Selbst wenn das Bundesamt den Weg zu einer Sachprüfung im gerichtlichen Verfahren nicht freigemacht hätte, hätte der Kläger einen Anspruch darauf, dass das Bundesamt eine positive Feststellung zu § 60 Abs. 7 Satz 1 AufenthG trifft. Denn jenseits des § 71 AsylVfG, der nur den Asylantrag im Sinne von § 13 AsylVfG betrifft, kann sich aus §§ 51 Abs. 5, 48, 49 VwVfG und einer in deren Rahmen i.V.m. Art. 1 Abs. 1 und Art. 2 Abs. 1 und 2 GG gebotenen Ermessensreduzierung auf Null das Wiederaufgreifen des abgeschlossenen früheren Verwaltungsverfahrens, die Aufhebung des unanfechtbar gewordenen Verwaltungsakts und eine neue Sachentscheidung zu § 60 Abs. 2, 3, 5 oder 7 AufenthG dann ergeben, wenn tatsächlich Abschiebungsverbote vorliegen; auf die Frage, wann diese geltend gemacht worden sind, kommt es wegen des materiellen Schutzgehalts der Grundrechte nicht an (vgl.

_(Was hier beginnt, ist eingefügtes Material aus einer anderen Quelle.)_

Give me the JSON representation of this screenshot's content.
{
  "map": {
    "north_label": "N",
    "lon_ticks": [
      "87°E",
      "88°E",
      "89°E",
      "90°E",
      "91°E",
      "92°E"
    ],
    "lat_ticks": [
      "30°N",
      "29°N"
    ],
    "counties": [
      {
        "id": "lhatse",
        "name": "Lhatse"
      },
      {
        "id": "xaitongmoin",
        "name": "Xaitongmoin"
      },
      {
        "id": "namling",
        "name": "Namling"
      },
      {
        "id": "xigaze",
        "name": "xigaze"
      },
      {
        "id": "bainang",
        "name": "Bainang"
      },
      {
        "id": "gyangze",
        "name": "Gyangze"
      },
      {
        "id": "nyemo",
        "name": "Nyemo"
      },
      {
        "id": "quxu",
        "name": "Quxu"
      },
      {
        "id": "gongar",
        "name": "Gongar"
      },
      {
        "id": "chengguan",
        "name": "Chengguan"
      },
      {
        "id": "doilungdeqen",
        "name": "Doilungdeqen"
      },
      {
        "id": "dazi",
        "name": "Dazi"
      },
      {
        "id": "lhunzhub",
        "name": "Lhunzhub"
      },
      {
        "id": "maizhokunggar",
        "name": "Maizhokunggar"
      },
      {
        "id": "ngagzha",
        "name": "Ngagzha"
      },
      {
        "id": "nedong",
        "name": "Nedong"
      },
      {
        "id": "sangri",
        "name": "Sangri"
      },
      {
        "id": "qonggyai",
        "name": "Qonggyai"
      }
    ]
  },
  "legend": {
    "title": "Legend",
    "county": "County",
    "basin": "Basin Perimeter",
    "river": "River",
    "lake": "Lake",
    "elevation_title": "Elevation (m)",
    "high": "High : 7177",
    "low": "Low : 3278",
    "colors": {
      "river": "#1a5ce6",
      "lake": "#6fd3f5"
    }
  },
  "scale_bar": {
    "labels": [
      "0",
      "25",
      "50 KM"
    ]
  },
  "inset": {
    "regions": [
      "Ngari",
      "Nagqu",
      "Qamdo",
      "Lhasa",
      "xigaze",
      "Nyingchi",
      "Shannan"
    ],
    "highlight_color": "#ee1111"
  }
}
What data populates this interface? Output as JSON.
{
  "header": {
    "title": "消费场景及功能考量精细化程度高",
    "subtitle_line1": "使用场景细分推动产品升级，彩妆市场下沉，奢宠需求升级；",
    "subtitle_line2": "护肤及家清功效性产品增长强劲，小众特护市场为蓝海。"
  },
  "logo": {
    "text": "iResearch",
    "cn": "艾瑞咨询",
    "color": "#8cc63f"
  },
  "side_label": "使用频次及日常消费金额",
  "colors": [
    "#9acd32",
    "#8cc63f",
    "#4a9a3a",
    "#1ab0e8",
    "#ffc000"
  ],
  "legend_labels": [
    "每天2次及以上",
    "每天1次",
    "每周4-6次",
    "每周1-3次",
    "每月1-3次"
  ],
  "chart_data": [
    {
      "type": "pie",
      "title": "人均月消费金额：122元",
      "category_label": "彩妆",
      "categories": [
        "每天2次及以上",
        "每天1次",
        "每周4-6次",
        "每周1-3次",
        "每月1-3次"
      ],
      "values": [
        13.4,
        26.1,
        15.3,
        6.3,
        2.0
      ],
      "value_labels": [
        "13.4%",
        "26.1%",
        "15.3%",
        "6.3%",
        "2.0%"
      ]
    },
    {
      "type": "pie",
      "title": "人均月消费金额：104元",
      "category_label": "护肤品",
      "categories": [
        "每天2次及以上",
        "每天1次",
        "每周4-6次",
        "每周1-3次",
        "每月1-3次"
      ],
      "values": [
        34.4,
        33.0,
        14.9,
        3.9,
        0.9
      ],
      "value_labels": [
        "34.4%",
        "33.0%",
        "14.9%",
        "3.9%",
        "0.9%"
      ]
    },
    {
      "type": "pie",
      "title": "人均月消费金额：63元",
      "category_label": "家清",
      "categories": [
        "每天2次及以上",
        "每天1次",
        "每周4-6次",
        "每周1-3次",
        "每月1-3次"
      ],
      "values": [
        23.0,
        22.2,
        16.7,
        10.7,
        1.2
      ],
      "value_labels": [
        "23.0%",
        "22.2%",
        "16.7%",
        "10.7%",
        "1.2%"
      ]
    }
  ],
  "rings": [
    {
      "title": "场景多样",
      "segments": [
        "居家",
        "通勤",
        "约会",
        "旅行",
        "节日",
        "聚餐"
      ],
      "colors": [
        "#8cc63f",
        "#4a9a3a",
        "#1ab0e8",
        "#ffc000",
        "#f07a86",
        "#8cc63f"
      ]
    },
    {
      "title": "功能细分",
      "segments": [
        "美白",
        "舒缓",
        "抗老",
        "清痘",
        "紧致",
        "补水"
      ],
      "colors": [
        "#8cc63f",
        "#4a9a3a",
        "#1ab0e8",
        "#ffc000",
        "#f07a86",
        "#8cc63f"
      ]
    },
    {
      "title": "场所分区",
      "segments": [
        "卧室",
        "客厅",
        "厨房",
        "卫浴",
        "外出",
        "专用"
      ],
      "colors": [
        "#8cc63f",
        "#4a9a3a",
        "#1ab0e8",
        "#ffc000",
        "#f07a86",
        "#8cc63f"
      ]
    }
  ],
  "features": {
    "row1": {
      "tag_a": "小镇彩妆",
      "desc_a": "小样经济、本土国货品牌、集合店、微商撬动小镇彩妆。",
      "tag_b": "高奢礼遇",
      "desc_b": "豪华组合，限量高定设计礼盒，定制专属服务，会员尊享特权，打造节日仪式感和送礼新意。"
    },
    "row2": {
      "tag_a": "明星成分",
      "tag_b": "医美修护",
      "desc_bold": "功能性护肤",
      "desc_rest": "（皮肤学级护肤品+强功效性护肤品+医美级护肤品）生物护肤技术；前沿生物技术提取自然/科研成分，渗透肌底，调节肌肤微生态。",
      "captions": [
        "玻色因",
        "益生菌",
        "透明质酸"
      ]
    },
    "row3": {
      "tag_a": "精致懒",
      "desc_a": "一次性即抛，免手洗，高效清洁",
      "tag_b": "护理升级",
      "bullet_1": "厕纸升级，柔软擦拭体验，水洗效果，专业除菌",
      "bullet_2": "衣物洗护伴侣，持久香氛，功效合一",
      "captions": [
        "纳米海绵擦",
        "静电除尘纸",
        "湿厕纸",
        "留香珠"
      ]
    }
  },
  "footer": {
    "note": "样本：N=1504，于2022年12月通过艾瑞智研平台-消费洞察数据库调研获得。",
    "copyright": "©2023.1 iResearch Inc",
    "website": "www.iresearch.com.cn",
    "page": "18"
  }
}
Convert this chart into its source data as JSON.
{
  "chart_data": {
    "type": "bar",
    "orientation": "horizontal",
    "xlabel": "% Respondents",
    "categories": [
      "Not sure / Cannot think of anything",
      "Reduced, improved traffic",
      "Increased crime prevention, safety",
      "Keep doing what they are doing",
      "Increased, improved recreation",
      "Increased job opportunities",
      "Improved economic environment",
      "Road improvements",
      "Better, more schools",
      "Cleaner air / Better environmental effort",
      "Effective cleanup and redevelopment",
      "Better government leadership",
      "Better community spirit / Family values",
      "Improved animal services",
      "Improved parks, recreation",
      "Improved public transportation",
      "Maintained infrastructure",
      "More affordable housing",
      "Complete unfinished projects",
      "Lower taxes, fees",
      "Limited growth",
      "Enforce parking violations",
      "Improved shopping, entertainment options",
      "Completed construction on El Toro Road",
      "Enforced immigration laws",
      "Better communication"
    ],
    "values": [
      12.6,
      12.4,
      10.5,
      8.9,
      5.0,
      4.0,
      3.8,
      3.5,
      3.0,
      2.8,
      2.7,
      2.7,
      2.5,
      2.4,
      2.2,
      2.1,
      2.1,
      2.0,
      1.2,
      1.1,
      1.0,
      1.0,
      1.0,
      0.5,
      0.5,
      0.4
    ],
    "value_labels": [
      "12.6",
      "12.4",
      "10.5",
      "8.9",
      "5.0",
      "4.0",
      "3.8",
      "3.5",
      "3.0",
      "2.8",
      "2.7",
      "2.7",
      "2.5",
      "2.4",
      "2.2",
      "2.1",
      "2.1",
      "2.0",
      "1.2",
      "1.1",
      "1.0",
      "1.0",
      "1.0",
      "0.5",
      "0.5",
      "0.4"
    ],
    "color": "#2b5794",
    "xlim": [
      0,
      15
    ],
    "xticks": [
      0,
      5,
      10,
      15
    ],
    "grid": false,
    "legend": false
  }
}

BVerfG, Beschl. v. 21.06.2000, DVBl. 2000, 179; BVerwG, Urt. v. 07.09.1999, InfAuslR 2000, 16 und Urt. v. 21.03.2000, NVwZ 2000, 940; VGH Baden-Württ., Beschl. v. 04.01.2000, NVwZ-RR 2000, 261). Einer Feststellung des geltend gemachten Abschiebungsverbots durch das Bundesamt steht auch nicht die Rechtskraft der gerichtlichen Entscheidung über die negative Feststellung des Bundesamts im Erstasylverfahren entgegen. Das Bundesamt ist nicht gehindert, einen rechtskräftig abgesprochenen Anspruch auf Feststellung von Abschiebungsverboten zu erfüllen, wenn es erkennt, dass der Anspruch tatsächlich besteht und das rechtskräftige Urteil unzutreffend ist (vgl. BVerwG, Urt. v. 08.12.1992, BVerwGE 91, 256; Urt. v. 27.01.1994, BVerwGE 95, 86 und Urt. v. 07.09.1999, NVwZ 2000, 204). Ob eine Gefahr im Sinne des § 60 Abs. 2, 3, 5 oder 7 AufenthG vorliegt, ist somit ohne Rücksicht auf die Versagung asylrechtlichen Verfolgungsschutzes und ohne Bindung an etwa vorliegende rechtskräftige Gerichtsentscheidungen zu beurteilen (vgl. BVerwG, Urt. v. 17.12.1996, InfAuslR 1997, 284 und Urt. v. 30.03.1999, DVBl. 1999, 1213).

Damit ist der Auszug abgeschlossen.